HMRC have had to endure IT system changes which have not always been as successful as they should have been. Cut-backs in staffing numbers reduction in pension benefits as have all civil servants along with chopping and changing of what jobs are completed where. The communication systems were antiquated though they are trying to catch up and some at the higher levels finally have access to external email. There is an awful lot of confusion inside and outside regarding the new phone systems which frankly leave a lot to be desired as there is only so many times you can hear Vivaldi or Green Sleeves before you start banging your head on the desk in tune with the beat.

Attempted humour aside, any cut-back on the SMEs ability to agree a time to pay arrangement would be a severe set-back to those companies who genuinely need help when coming out of recession. We deal with company debt and HMRC negotiations as part of our work and the time to pay arrangement has been a valuable tool and saved some companies - no question.
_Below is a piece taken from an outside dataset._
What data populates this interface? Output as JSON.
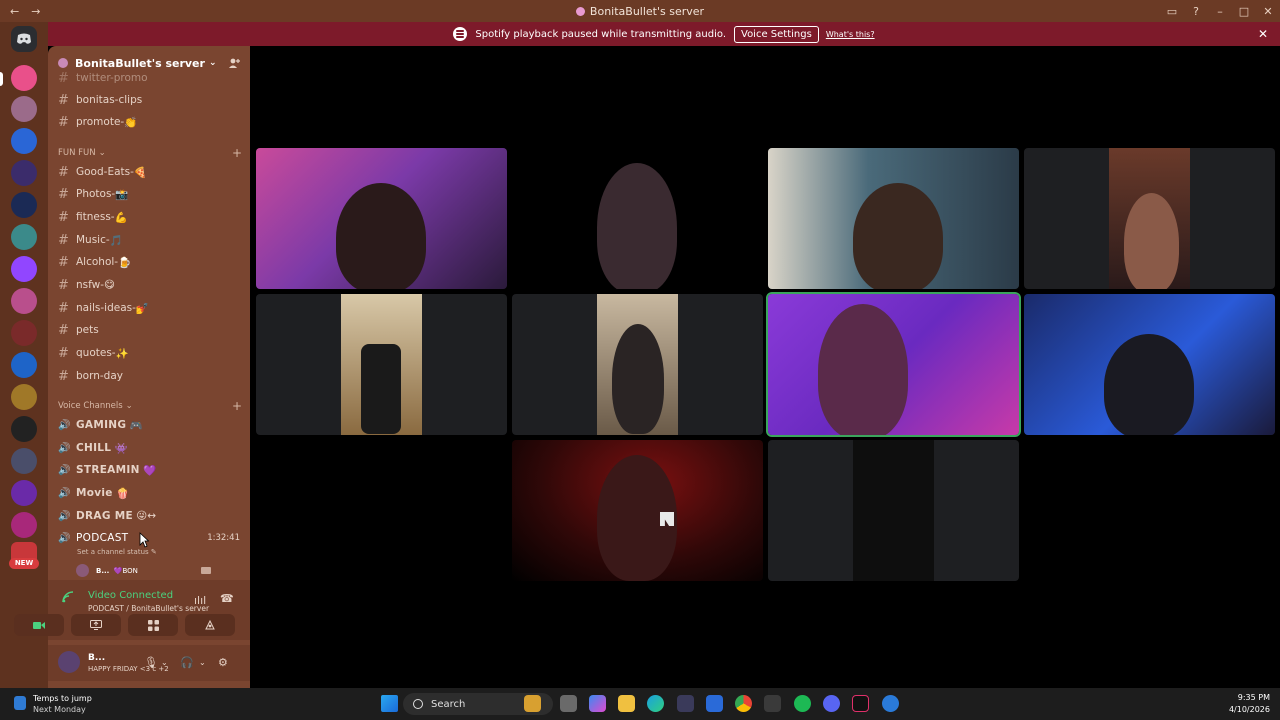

The longest recession in recorded history

Coming out of a recession is bad enough but coming out of the longest recession in recorded history is another. I am hoping that Carney keeps the interest rates down as businesses need as much help as is possible. Okay, I know there will be some out there saying “Well I pay my taxes on time so why shouldn’t they?” I accept the point, but I do come across a large percentage of smaller businesses who have cut to the bone to survive. Once a company does this they are very vulnerable and it is easy to get into difficulty for no other reason than a larger business debtor has decided to pay later than agreed. You can argue these companies should not have placed all their eggs in one basket, but the reality is these smaller businesses represent a significant part of the British economy.
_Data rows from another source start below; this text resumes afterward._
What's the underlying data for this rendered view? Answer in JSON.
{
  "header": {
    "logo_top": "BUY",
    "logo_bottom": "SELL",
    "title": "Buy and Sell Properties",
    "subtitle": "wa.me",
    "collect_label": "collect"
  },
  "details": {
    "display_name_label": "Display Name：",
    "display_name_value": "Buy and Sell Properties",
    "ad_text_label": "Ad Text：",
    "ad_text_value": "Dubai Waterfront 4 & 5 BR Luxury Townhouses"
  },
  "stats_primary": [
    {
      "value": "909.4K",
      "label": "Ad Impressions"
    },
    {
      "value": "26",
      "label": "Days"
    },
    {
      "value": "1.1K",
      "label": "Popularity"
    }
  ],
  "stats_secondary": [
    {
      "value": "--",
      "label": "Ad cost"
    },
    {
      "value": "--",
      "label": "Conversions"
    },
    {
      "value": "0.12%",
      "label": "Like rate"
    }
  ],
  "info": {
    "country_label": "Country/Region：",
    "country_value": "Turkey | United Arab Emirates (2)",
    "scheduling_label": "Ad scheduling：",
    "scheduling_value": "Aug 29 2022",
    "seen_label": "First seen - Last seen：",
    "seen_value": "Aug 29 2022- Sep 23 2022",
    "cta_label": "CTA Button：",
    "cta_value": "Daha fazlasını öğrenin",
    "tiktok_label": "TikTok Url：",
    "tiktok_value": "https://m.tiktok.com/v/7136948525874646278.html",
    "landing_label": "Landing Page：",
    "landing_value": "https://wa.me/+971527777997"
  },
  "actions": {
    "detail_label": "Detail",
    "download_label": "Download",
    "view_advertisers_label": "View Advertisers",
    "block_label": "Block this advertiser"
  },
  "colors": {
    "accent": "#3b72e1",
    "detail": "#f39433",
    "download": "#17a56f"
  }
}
I appreciate these HMRC time to pay arrangements are time consuming and so I assume they are costly to manage and monitor, but what is the alternative to a time to pay arrangement? 

Thursday 23 January 2014

A View on UK Economic Recovery; Bank Lending & SMEs:

Some interesting statistics flying around over the weekend what with the economy doing far better than expected it looks like the Bank of England governor may need to make a decision on interest rates in a matter of a few months. I am not sure Carney will be forced into making the decision that soon. He doesn’t strike me as a man who will be forced into any situation. The economy badly needs a long spell of stability and low interest rates, not a step into the unknown that a hike in rates would bring about. We have a fledgling housing market that is seeing a well-earned recovery and with wages still suppressed there is unlikely to be a return of a much feared ‘bubble’. Carney is more likely to link wages to inflation as a ‘get out of jail free card’ to get himself off the hook.

I may be proved wrong but I am hoping we don’t see any rates rising until well into Q4 2014 or early 2015.
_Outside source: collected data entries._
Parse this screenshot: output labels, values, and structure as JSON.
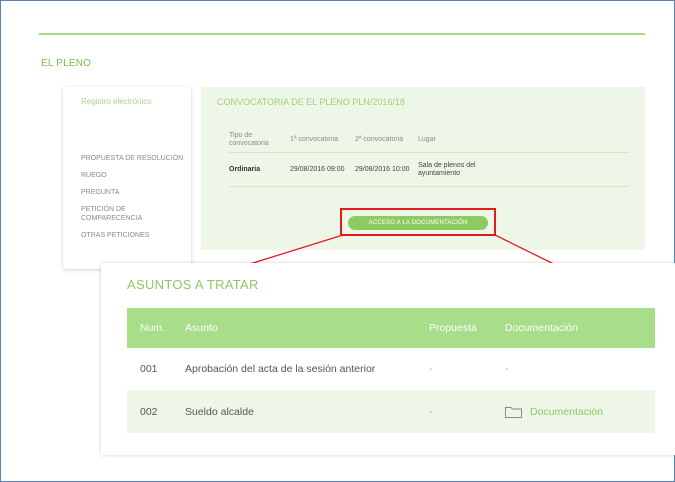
{
  "section_title": "EL PLENO",
  "sidebar": {
    "registro": "Registro electrónico",
    "items": [
      {
        "label": "PROPUESTA DE RESOLUCIÓN"
      },
      {
        "label": "RUEGO"
      },
      {
        "label": "PREGUNTA"
      },
      {
        "label": "PETICIÓN DE COMPARECENCIA"
      },
      {
        "label": "OTRAS PETICIONES"
      }
    ]
  },
  "convocatoria": {
    "title": "CONVOCATORIA DE EL PLENO PLN/2016/18",
    "headers": [
      "Tipo de convocatoria",
      "1ª convocatoria",
      "2ª convocatoria",
      "Lugar"
    ],
    "row": [
      "Ordinaria",
      "29/08/2016 09:00",
      "29/08/2016 10:00",
      "Sala de plenos del ayuntamiento"
    ],
    "button_label": "ACCESO A LA DOCUMENTACIÓN"
  },
  "asuntos": {
    "title": "ASUNTOS A TRATAR",
    "headers": [
      "Num.",
      "Asunto",
      "Propuesta",
      "Documentación"
    ],
    "rows": [
      {
        "num": "001",
        "asunto": "Aprobación del acta de la sesión anterior",
        "propuesta": "-",
        "documentacion": "-"
      },
      {
        "num": "002",
        "asunto": "Sueldo alcalde",
        "propuesta": "-",
        "documentacion": "Documentación"
      }
    ]
  },
  "colors": {
    "accent_green": "#8cc866",
    "header_green": "#a8dd8a",
    "highlight_red": "#e21c1c",
    "frame_blue": "#5b7fb5"
  }
}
Barclays decision to ‘transfer’ 800,000 of its small businesses away from free banking towards a charge based structure will do no favours for the already hammered reputation. Barclays insist the move will only affect about 250,000 businesses currently banking with Barclays – so that’s all right then. Business lending has never been a priority with the banks barring a few exceptions and is rarely more than 10% of any the major banks total lending. Major banks do not like lending to small businesses and never have to be fair to them and the Basel II rules make it more difficult for lending to take place.


Okay, so I understand business lending had risen slightly over the first half of 2013, but if you are already starting from a very low starting point then it’s not really great news. In any event, I now understand the percentage of lending to small businesses has fallen back by about a third to around 7% of total bank lending that may contribute towards businesses having cash-flow problems and seeking debt advice sooner, without the support they need from the banks. The bottom line is small to medium sized businesses are just not a core demographic for any of the major banks and the sooner businesses realise that banks are no friend to business the better.